Tuesday, October 5, 2010

Normalizing City, State, and Zip


Recently, I ran into a question on the internet about normalization that I thought would be good to repeat.

THE QUESTION:

 I'm toying with the idea of starting a new project, so I'm in brainstorming mode for table design. I'll be recording customer information in this application. Typical stuff: First and Last Names, Company, Street, Apt, City State and Zip, Phone numbers(s) and extensions, E-mail.

How do you guys recommend setting up the tables for City State and Zip? I was thinking that I would have:

TBL_General_State
PKStateID
StateAbbr (Limited to 2 letters)
StateName


TBL_General_City
PKCityID
FKStateID (Lookup to TBL__State)
CityName


TBL_General_Zip
PKZipID
FKCityID (Lookup to TBL__City
ZipCode


My customer information then would record only the zip code (PKZipID). And I could then use queries for the state, city, and zip information for forms, reports, etc.

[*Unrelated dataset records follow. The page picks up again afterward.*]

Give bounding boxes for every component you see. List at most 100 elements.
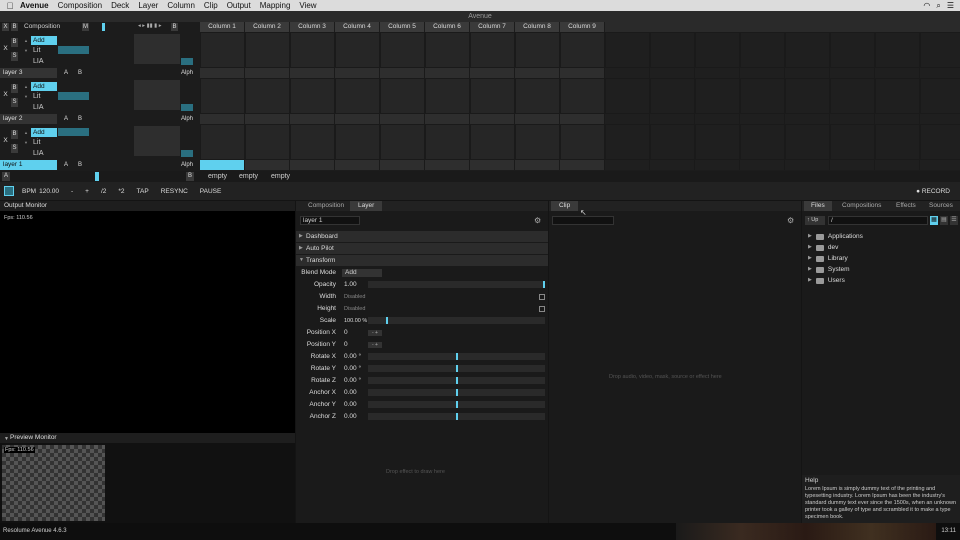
layer-b-button[interactable]: B xyxy=(11,84,18,93)
clip-cell-label-strip[interactable] xyxy=(740,114,785,124)
clip-cell[interactable] xyxy=(560,78,605,114)
clip-cell[interactable] xyxy=(245,78,290,114)
layer-lit-label[interactable]: Lit xyxy=(33,47,40,54)
clip-cell[interactable] xyxy=(380,32,425,68)
composition-label[interactable]: Composition xyxy=(24,23,60,30)
column-header-7[interactable]: Column 7 xyxy=(470,22,515,32)
bpm-half-button[interactable]: /2 xyxy=(101,188,106,195)
menu-column[interactable]: Column xyxy=(167,1,195,10)
layer-blend-dropdown[interactable]: Add xyxy=(31,82,57,91)
clip-cell[interactable] xyxy=(380,78,425,114)
clip-cell[interactable] xyxy=(605,32,650,68)
comp-b-button[interactable]: B xyxy=(11,23,18,31)
layer-b2-button[interactable]: B xyxy=(76,115,84,123)
section-transform[interactable]: ▼ Transform xyxy=(296,255,548,266)
clip-cell[interactable] xyxy=(740,124,785,160)
param-slider-handle[interactable] xyxy=(456,401,458,408)
layer-transport-controls[interactable] xyxy=(134,126,180,156)
menu-list-icon[interactable]: ☰ xyxy=(947,1,954,10)
clip-cell-label-strip[interactable] xyxy=(515,68,560,78)
clip-cell[interactable] xyxy=(875,32,920,68)
column-header-6[interactable]: Column 6 xyxy=(425,22,470,32)
clip-cell-label-strip[interactable] xyxy=(785,114,830,124)
param-slider[interactable] xyxy=(368,317,545,324)
layer-lia-label[interactable]: LIA xyxy=(33,150,44,157)
clip-cell[interactable] xyxy=(830,124,875,160)
clip-cell[interactable] xyxy=(200,78,245,114)
clip-cell-label-strip[interactable] xyxy=(740,160,785,170)
clip-cell-label-strip[interactable] xyxy=(470,114,515,124)
layer-arrows-icon[interactable]: ▲ ▼ xyxy=(24,36,29,66)
clip-cell[interactable] xyxy=(245,124,290,160)
clip-cell-label-strip[interactable] xyxy=(875,114,920,124)
clip-cell-label-strip[interactable] xyxy=(200,68,245,78)
clip-cell[interactable] xyxy=(560,32,605,68)
expand-caret-icon[interactable]: ▶ xyxy=(808,242,812,253)
param-value[interactable]: 0 xyxy=(344,327,348,339)
layer-arrows-icon[interactable]: ▲ ▼ xyxy=(24,82,29,112)
clip-cell[interactable] xyxy=(740,78,785,114)
clip-cell[interactable] xyxy=(830,78,875,114)
param-value[interactable]: 0 xyxy=(344,339,348,351)
search-icon[interactable]: ⌕ xyxy=(936,1,940,11)
clip-cell[interactable] xyxy=(425,78,470,114)
expand-caret-icon[interactable]: ▶ xyxy=(808,253,812,264)
resync-button[interactable]: RESYNC xyxy=(161,188,188,195)
clip-cell[interactable] xyxy=(695,78,740,114)
tab-compositions[interactable]: Compositions xyxy=(834,201,889,211)
menu-deck[interactable]: Deck xyxy=(111,1,129,10)
clip-cell-label-strip[interactable] xyxy=(560,68,605,78)
path-field[interactable]: / xyxy=(828,216,928,225)
clip-name-field[interactable] xyxy=(552,216,614,225)
clip-cell[interactable] xyxy=(875,124,920,160)
clip-cell-label-strip[interactable] xyxy=(650,114,695,124)
clip-cell[interactable] xyxy=(830,32,875,68)
param-slider-handle[interactable] xyxy=(456,377,458,384)
clip-cell[interactable] xyxy=(425,32,470,68)
menu-mapping[interactable]: Mapping xyxy=(260,1,291,10)
layer-blend-dropdown[interactable]: Add xyxy=(31,128,57,137)
layer-opacity-slider[interactable] xyxy=(58,92,89,100)
bpm-double-button[interactable]: *2 xyxy=(118,188,124,195)
column-header-1[interactable]: Column 1 xyxy=(200,22,245,32)
clip-cell-label-strip[interactable] xyxy=(560,160,605,170)
param-slider-handle[interactable] xyxy=(456,413,458,420)
layer-x-button[interactable]: X xyxy=(2,136,9,145)
clip-cell-label-strip[interactable] xyxy=(335,68,380,78)
column-header-9[interactable]: Column 9 xyxy=(560,22,605,32)
layer-a-button[interactable]: A xyxy=(62,161,70,169)
metronome-icon[interactable] xyxy=(4,186,14,196)
clip-cell-label-strip[interactable] xyxy=(560,114,605,124)
clip-cell[interactable] xyxy=(695,32,740,68)
param-stepper[interactable]: - + xyxy=(368,330,382,336)
bpm-plus-button[interactable]: + xyxy=(85,188,89,195)
layer-x-button[interactable]: X xyxy=(2,44,9,53)
param-value[interactable]: 1.00 xyxy=(344,279,357,291)
menu-app[interactable]: Avenue xyxy=(20,1,49,10)
clip-cell[interactable] xyxy=(650,32,695,68)
clip-cell-label-strip[interactable] xyxy=(245,160,290,170)
clip-cell[interactable] xyxy=(740,32,785,68)
clip-cell-label-strip[interactable] xyxy=(245,114,290,124)
bpm-value[interactable]: 120.00 xyxy=(39,188,59,195)
layer-settings-gear-icon[interactable]: ⚙ xyxy=(534,216,541,225)
expand-caret-icon[interactable]: ▶ xyxy=(808,231,812,242)
param-stepper[interactable]: - + xyxy=(368,342,382,348)
param-slider[interactable] xyxy=(368,377,545,384)
layer-alph-button[interactable]: Alph xyxy=(180,115,194,123)
param-value[interactable]: 0.00 ° xyxy=(344,375,361,387)
clip-settings-gear-icon[interactable]: ⚙ xyxy=(787,216,794,225)
param-value[interactable]: 0.00 xyxy=(344,387,357,399)
file-tree-item[interactable]: ▶ Applications xyxy=(808,231,863,242)
layer-s-button[interactable]: S xyxy=(11,144,18,153)
layer-a-button[interactable]: A xyxy=(62,115,70,123)
clip-cell[interactable] xyxy=(290,124,335,160)
clip-cell-label-strip[interactable] xyxy=(425,68,470,78)
column-header-8[interactable]: Column 8 xyxy=(515,22,560,32)
tab-layer[interactable]: Layer xyxy=(350,201,383,211)
clip-cell[interactable] xyxy=(650,124,695,160)
column-header-5[interactable]: Column 5 xyxy=(380,22,425,32)
crossfader-handle[interactable] xyxy=(95,172,99,181)
section-autopilot[interactable]: ▶ Auto Pilot xyxy=(296,243,548,254)
layer-arrows-icon[interactable]: ▲ ▼ xyxy=(24,128,29,158)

Or is this beyond overkill?

ANSWER:

 By strict normalization theory, having City, State, and Zip in the same table violates the 3rd Normal Form because there are functional dependencies between those fields. However, functional dependencies are not all the same. There are strong dependencies and weak dependencies.

A strong dependency is one in which the value of a dependent field MUST be changed if another field is changed. For instance, suppose I have Quantity, Price, and ExtendedPrice, where ExtendedPrice is a calculation of the other two. If I change either Quantity or Price, the ExtendedPrice MUST be changed.

A weak dependency is one in which the value of a dependent field MAY be changed if another field is changed. City, State, and Zip are examples of weak dependencies. If I change a person's city, I may not have to change their state. They may have moved within the same state. Likewise, if I change the state, I may not have to change the city. There is, after all, a Grand Rapids, Michigan and Grand Rapids, Minnesota. The relationship between city and zip is even more complicated.

Now, it is possible to represent these fields in a fully normalized fashion, but I contend that it is more trouble for very little gain. There are two main reasons for normalizing data: minimize redundant data and maximize data integrity. Both of these can be achieved by using lookup tables for City and State without trying to represent the relationship between the two. A zip code could be mis-typed, of course, but it could also be mis-selected from a list, so to my mind there's no real reason to have a lookup table.

If you did normalize these fields, you could have a selection process that would present all possible combinations of values if you selected the City. For instance, if you had a combo box for City, you could have cascading combo boxes to select only the appropriate States and Zip codes. But it would be just as easy to mis-select the right value from this list as it would be to mis-select from independent lookup tables. And, of course, you'd have to create and maintain these relationships.

Therefore, normalizing City, State, and Zip adds a complication to your data model for very little gain, and in my opinion, is a good example of when to denormalize.

.

3 comments:

AsherO said...

Keep in mind that some zip codes have multiple city names associated with them (usually in rural areas where a zip code covers a few towns). In such instances, by storing just the zip code, you're potentially risking having the wrong city for the zip code.

Roger Carlson said...

AsherO,

While that is true, I don't think the risk is any greater than if you select city and zip independently. In addition, the "cost" of maintaining the relationship is high.

As I said, it's more trouble than it's worth.

Anonymous said...

Sorry about showing up so late to the party, but zip is even *more* complicated than that if you want to cover all the edge cases: zip codes can span state boundaries, as well, so a city-state lookup may not properly cover rural areas where the nearest post office is in a different state than the address served. This just makes it even more difficult to remove zip code from the database.